Hello. I'm a new rider who recently purchased a ten year old bike. I have ZERO mechanical know how, but decided that I wanted to learn.
So far I managed to take both the front and rear wheels off to get the tires changed and I managed to change the oil. Since I am unskilled, it took a LOT of fumbling through these to get things going...including breaking some nuts (rear axle nut was stuck and I originally only had a 12 point socket) and bolts (overtorqued an oil filter cover bolt despite using a torque wrench) and buying replacement ones.
Since the bike is 10 years old, I know that all of the fluids need to be changed. I feel comfortable attempting the actual change for the brake fluid from my research EXCEPT I don't want to irreparably damage this area. The front brake works fine, but the sight glass is totally clouded and opaque, so I cannot visually check the condition or level of the fluid.

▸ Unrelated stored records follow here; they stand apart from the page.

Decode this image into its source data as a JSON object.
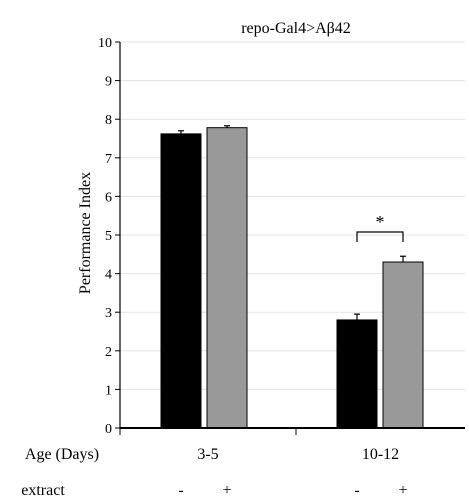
{
  "chart_data": {
    "type": "bar",
    "title": "repo-Gal4>Aβ42",
    "ylabel": "Performance Index",
    "ylim": [
      0,
      10
    ],
    "yticks": [
      0,
      1,
      2,
      3,
      4,
      5,
      6,
      7,
      8,
      9,
      10
    ],
    "grid": true,
    "x_row_label": "Age (Days)",
    "condition_row_label": "extract",
    "groups": [
      {
        "category": "3-5",
        "bars": [
          {
            "condition": "-",
            "value": 7.62,
            "error": 0.08,
            "color": "#000000"
          },
          {
            "condition": "+",
            "value": 7.78,
            "error": 0.05,
            "color": "#999999"
          }
        ]
      },
      {
        "category": "10-12",
        "bars": [
          {
            "condition": "-",
            "value": 2.8,
            "error": 0.15,
            "color": "#000000"
          },
          {
            "condition": "+",
            "value": 4.3,
            "error": 0.15,
            "color": "#999999"
          }
        ],
        "significance": "*"
      }
    ]
  }
}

These are JIS screws and I have purchased replacement screws. Any advice here? Please consider my novice skill level lol.
I bought some screw extractor bits but do not have an impact driver. I have some JIS screwdrivers, a hammer, a regular drill, penetrating oil, and replacement JIS screws.
Thanks!
So what you're saying is that even if I drill the heads off, it is possible that the shank may be seized within the cylinder? Or am I misinterpreting? If this is possible, then I guess I might just be more comfortable letting a shop do it idk.
Every maintenance thing so far has sounded super easy but there is always some complication when a noob like me tries in practice lol. A lot of what people are telling me here sounds very easy, but yeah I've never done it before lol.
Exactly.
Though I've been lucky they haven't seized that bad, it's just the worst-case.
Usually once the tension is released by drilling the heads off, you can get vice grips on them and a little tap with a little hammer on the vice grips will jar it loose (or they may just be loose already and it was just the head that got beat up by the previous dingus using a Phillips screwdriver instead of a japanese driver). You can use Phillips on Japanese screws, you just gotta really pay attention, and be nice to the screw, since the Philips doesn't fit perfectly.
This is what impact drivers (of all kinds) do - high torque loads but for only an instant. This has the benefit of not overloading the screw metal while being enough torque to generate a little twist against the seizing parts.
Also, if you drill the screws clean it all off very well before removing the lid, then tape over the reservoir once the lid is off.